Is there a more elegant/efficient solution?
The problem was solved by #antoine-sac. It was not necessary to use the apply to get the data, it was only a question of "un-nest" the data.
Your problem is that your data is a data.frame and one of its column is date. But date is a data.frame. As you say it is a nested list. So let's "un-nest" it.

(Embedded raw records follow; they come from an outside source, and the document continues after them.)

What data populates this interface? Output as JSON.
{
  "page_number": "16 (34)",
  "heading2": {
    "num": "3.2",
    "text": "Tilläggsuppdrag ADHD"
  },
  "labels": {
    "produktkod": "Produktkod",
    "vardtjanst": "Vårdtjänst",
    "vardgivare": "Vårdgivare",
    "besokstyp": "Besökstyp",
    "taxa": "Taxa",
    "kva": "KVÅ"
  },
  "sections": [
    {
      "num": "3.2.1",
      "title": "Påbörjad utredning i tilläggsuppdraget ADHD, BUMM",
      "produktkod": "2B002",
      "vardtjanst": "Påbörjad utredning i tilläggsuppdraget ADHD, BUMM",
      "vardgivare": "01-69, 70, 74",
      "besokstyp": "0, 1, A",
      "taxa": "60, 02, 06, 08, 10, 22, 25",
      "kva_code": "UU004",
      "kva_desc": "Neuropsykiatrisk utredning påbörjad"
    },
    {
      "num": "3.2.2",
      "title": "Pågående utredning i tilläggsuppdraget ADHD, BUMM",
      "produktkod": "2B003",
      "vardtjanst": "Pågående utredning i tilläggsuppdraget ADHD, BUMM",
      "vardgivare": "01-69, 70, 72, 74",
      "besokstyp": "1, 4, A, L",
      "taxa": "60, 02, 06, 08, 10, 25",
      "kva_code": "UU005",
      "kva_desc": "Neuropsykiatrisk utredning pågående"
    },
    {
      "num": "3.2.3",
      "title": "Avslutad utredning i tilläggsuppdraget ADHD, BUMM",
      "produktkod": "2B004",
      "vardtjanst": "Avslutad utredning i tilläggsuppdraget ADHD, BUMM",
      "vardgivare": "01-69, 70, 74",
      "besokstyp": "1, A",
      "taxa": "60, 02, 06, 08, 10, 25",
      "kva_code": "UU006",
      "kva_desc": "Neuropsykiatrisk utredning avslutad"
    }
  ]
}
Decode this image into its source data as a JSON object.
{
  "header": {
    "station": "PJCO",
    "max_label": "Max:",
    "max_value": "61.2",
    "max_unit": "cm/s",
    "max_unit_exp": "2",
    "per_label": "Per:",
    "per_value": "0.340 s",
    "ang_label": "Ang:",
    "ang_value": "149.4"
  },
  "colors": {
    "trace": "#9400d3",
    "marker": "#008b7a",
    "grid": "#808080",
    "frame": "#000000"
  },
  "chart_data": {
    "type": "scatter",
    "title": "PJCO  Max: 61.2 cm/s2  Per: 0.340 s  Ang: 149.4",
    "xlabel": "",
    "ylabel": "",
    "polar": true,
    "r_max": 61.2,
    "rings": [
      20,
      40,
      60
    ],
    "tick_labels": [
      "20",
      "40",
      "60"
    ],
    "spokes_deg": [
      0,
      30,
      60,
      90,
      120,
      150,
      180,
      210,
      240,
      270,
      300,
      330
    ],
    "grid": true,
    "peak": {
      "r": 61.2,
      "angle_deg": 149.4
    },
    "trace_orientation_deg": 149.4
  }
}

You can simply do (assuming your data is in data):
df.date <- data$date
# removing incorrectly formated date from data
data$date <- NULL
At this point, data is a normal data.frame and df.date is also a basic data.frame.
> df.date
pretty year mon mday hour min tzname
1 12:00 PM CDT on August 14, 2015 2015 08 14 12 00 America/Chicago
If you want to merge that with your existing data.frame:
# binding df.date with your data
data <- cbind(data, df.date)
No need for any kind of apply.
Now if you don't know how to access variables in a data.frame, that's another thing.
If you want, say, meantempm, you can simply do data$meantempm.
I refer you to beginner tutorial about R, there are plenty to choose from with a google request.